Question
What is diabetes mellitus? Compare Type 1 and Type 2 diabetes. How does insulin regulate blood glucose? Why does glucose appear in urine (glycosuria) in diabetic patients?
(NEET 2023, similar pattern)
Solution — Step by Step
Insulin is produced by the beta cells of the Islets of Langerhans in the pancreas. It is the only hormone that lowers blood glucose.
How insulin works:
- Stimulates cells (especially muscle and fat) to take up glucose from blood
- Promotes glycogenesis (glucose → glycogen storage in liver and muscles)
- Promotes lipogenesis (glucose → fat)
- Inhibits gluconeogenesis (stops production of new glucose from non-sugar sources)
Normal fasting blood glucose: 70-100 mg/dL. Diabetes is diagnosed when fasting glucose exceeds 126 mg/dL.
Cause: Autoimmune destruction of beta cells → pancreas produces little or no insulin.
- Also called juvenile-onset diabetes (typically starts in childhood/adolescence)
- Accounts for ~5-10% of diabetes cases
- Treatment: lifelong insulin injections (cannot be managed by diet alone)
- Sudden onset, patients are usually lean
Cause: Body cells become resistant to insulin — they don’t respond properly even though insulin is produced. Over time, the pancreas may also produce less insulin.
- Also called adult-onset diabetes (though increasingly seen in younger people)
- Accounts for ~90% of diabetes cases
- Strongly associated with obesity, sedentary lifestyle, and family history
- Treatment: lifestyle changes (diet, exercise), oral hypoglycaemic drugs, sometimes insulin in advanced cases
Normally, the kidneys reabsorb all filtered glucose back into the blood. But when blood glucose exceeds the renal threshold (~180 mg/dL), the kidney tubules can’t reabsorb all of it.
The excess glucose spills into the urine — this is glycosuria. It carries extra water with it (osmotic diuresis), causing:
- Polyuria — frequent urination
- Polydipsia — excessive thirst (to compensate water loss)
- Polyphagia — excessive hunger (cells are starving despite high blood glucose)
These are the classic “3 Ps” of diabetes.
Why This Works
Insulin acts as the key that unlocks cells to let glucose in. In Type 1, there is no key (no insulin). In Type 2, the lock is jammed (insulin resistance). Either way, glucose accumulates in the blood while cells starve — that’s the paradox of diabetes: plenty of fuel in the blood, but cells can’t use it.

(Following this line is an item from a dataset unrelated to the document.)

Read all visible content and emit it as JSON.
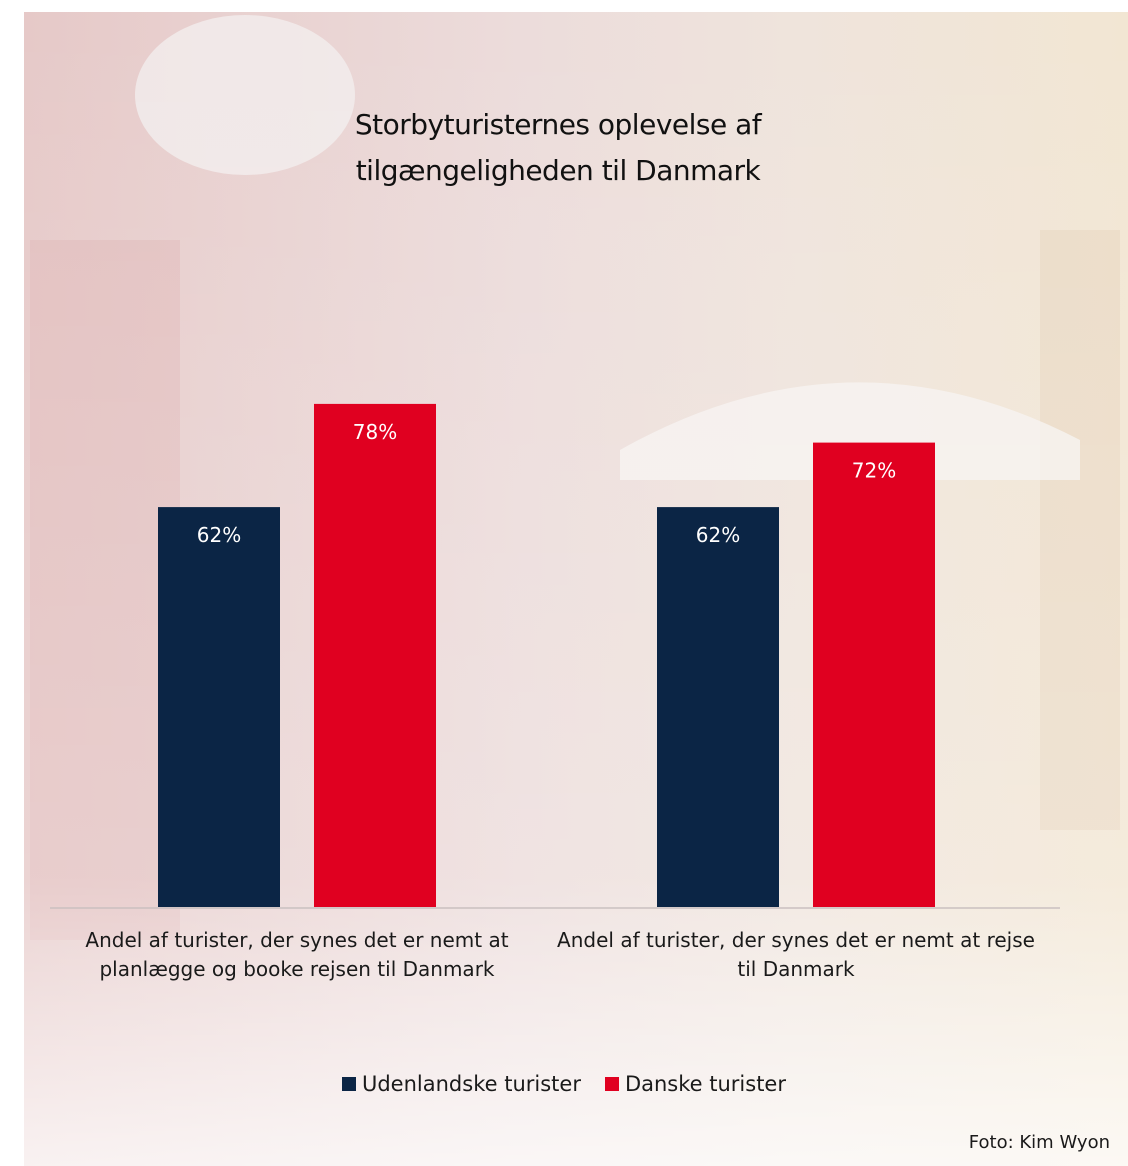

The body responds by breaking down fats and proteins for energy, leading to weight loss (Type 1) and ketone body production (diabetic ketoacidosis — a medical emergency).
Alternative Method — Comparison Table
| Feature | Type 1 | Type 2 |
|---|---|---|
| Age of onset | Childhood | Adult (usually > 40) |
| Cause | Autoimmune beta cell destruction | Insulin resistance |
| Insulin level | Very low/absent | Normal or high (initially) |
| Body type | Lean | Often obese |
| Treatment | Insulin injections | Diet, exercise, oral drugs |
| Prevalence | 5-10% | 90% |
| Ketoacidosis risk | High | Low |
For NEET: remember the hormonal pair — insulin (lowers glucose, from beta cells) and glucagon (raises glucose, from alpha cells of islets). Together they maintain glucose homeostasis. NEET may ask about glucagon’s role — it promotes glycogenolysis (glycogen → glucose) and gluconeogenesis.
Common Mistake
Students write “diabetes is caused by excess sugar intake.” While high sugar diet can contribute to obesity (a risk factor for Type 2), diabetes is fundamentally a hormonal/metabolic disorder — not simply a dietary one. Type 1 has nothing to do with diet at all. Also, don’t confuse diabetes mellitus (sugar in urine, insulin problem) with diabetes insipidus (dilute urine, ADH deficiency from posterior pituitary). They share the name “diabetes” (meaning siphon/excessive urination) but are completely different diseases.